Die Flughafengesellschaft hat in der Vergangenheit des Öfteren darauf verwiesen, dass alle Gebäude den erteilten Baugenehmigungen entsprächen. Zudem handele es sich nicht um ein BER-spezifisches Phänomen, es komme vielmehr weltweit an verschiedensten Gebäuden vor. Darüber, wie viele Vögel insgesamt durch Glasfassaden sterben, gibt es nur Schätzungen. Laut der Länderarbeitsgemeinschaft der Vogelschutzwarten sollen es allein in Deutschland jedes Jahr bis zu 100 Millionen Exemplare sein.

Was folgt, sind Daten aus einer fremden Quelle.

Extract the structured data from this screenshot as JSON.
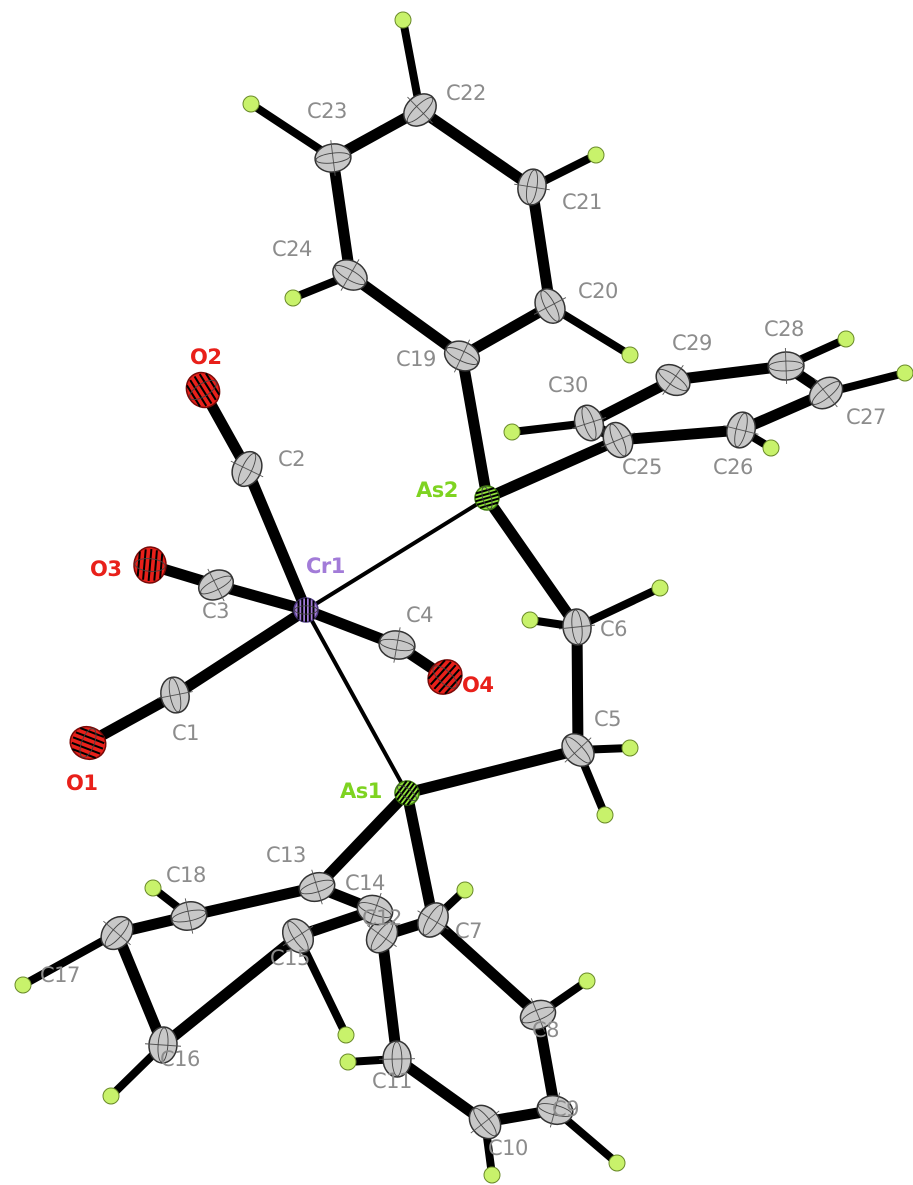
{
  "diagram": {
    "title": "",
    "colors": {
      "carbon": "#c8c8c8",
      "hydrogen": "#c8f26b",
      "oxygen": "#e8201a",
      "arsenic": "#8fe03a",
      "chromium": "#a27bd8",
      "bond": "#000000"
    },
    "atom_labels": {
      "Cr1": "Cr1",
      "As1": "As1",
      "As2": "As2",
      "O1": "O1",
      "O2": "O2",
      "O3": "O3",
      "O4": "O4",
      "C1": "C1",
      "C2": "C2",
      "C3": "C3",
      "C4": "C4",
      "C5": "C5",
      "C6": "C6",
      "C7": "C7",
      "C8": "C8",
      "C9": "C9",
      "C10": "C10",
      "C11": "C11",
      "C12": "C12",
      "C13": "C13",
      "C14": "C14",
      "C15": "C15",
      "C16": "C16",
      "C17": "C17",
      "C18": "C18",
      "C19": "C19",
      "C20": "C20",
      "C21": "C21",
      "C22": "C22",
      "C23": "C23",
      "C24": "C24",
      "C25": "C25",
      "C26": "C26",
      "C27": "C27",
      "C28": "C28",
      "C29": "C29",
      "C30": "C30"
    },
    "bonds": [
      [
        "Cr1",
        "As1"
      ],
      [
        "Cr1",
        "As2"
      ],
      [
        "Cr1",
        "C1"
      ],
      [
        "Cr1",
        "C2"
      ],
      [
        "Cr1",
        "C3"
      ],
      [
        "Cr1",
        "C4"
      ],
      [
        "C1",
        "O1"
      ],
      [
        "C2",
        "O2"
      ],
      [
        "C3",
        "O3"
      ],
      [
        "C4",
        "O4"
      ],
      [
        "As2",
        "C19"
      ],
      [
        "As2",
        "C25"
      ],
      [
        "As2",
        "C6"
      ],
      [
        "C6",
        "C5"
      ],
      [
        "C5",
        "As1"
      ],
      [
        "As1",
        "C13"
      ],
      [
        "As1",
        "C7"
      ],
      [
        "C19",
        "C20"
      ],
      [
        "C20",
        "C21"
      ],
      [
        "C21",
        "C22"
      ],
      [
        "C22",
        "C23"
      ],
      [
        "C23",
        "C24"
      ],
      [
        "C24",
        "C19"
      ],
      [
        "C25",
        "C26"
      ],
      [
        "C26",
        "C27"
      ],
      [
        "C27",
        "C28"
      ],
      [
        "C28",
        "C29"
      ],
      [
        "C29",
        "C30"
      ],
      [
        "C30",
        "C25"
      ],
      [
        "C13",
        "C14"
      ],
      [
        "C14",
        "C15"
      ],
      [
        "C15",
        "C16"
      ],
      [
        "C16",
        "C17"
      ],
      [
        "C17",
        "C18"
      ],
      [
        "C18",
        "C13"
      ],
      [
        "C7",
        "C8"
      ],
      [
        "C8",
        "C9"
      ],
      [
        "C9",
        "C10"
      ],
      [
        "C10",
        "C11"
      ],
      [
        "C11",
        "C12"
      ],
      [
        "C12",
        "C7"
      ]
    ]
  }
}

Nach Informationen des BUND will auch die Deutsche Bahn im kommenden Jahr Vogelschutzfolien am Berliner Hauptbahnhof anbringen. Laut Claudia Wegworth reagiere die DB damit auf ein Monitoring im Jahr 2020: „Das läuft in diesem Fall sehr gut, da gab es auch keinen Widerstand von der Bahn.“

Der Hauptbahnhof wurde ebenso wie der BER vom Büro gmp Architekten entworfen. Dieses habe jedoch längst erkannt, dass Vogelschutz bereits bei der Planung berücksichtigt werden müsse. Die Glasflächen der von gmp entworfenen und vor fünf Jahren eröffneten Hamburger U- und S-Bahnhöfe Elbbrücken habe man darum von vornherein mit einem feinen Linienmuster versehen.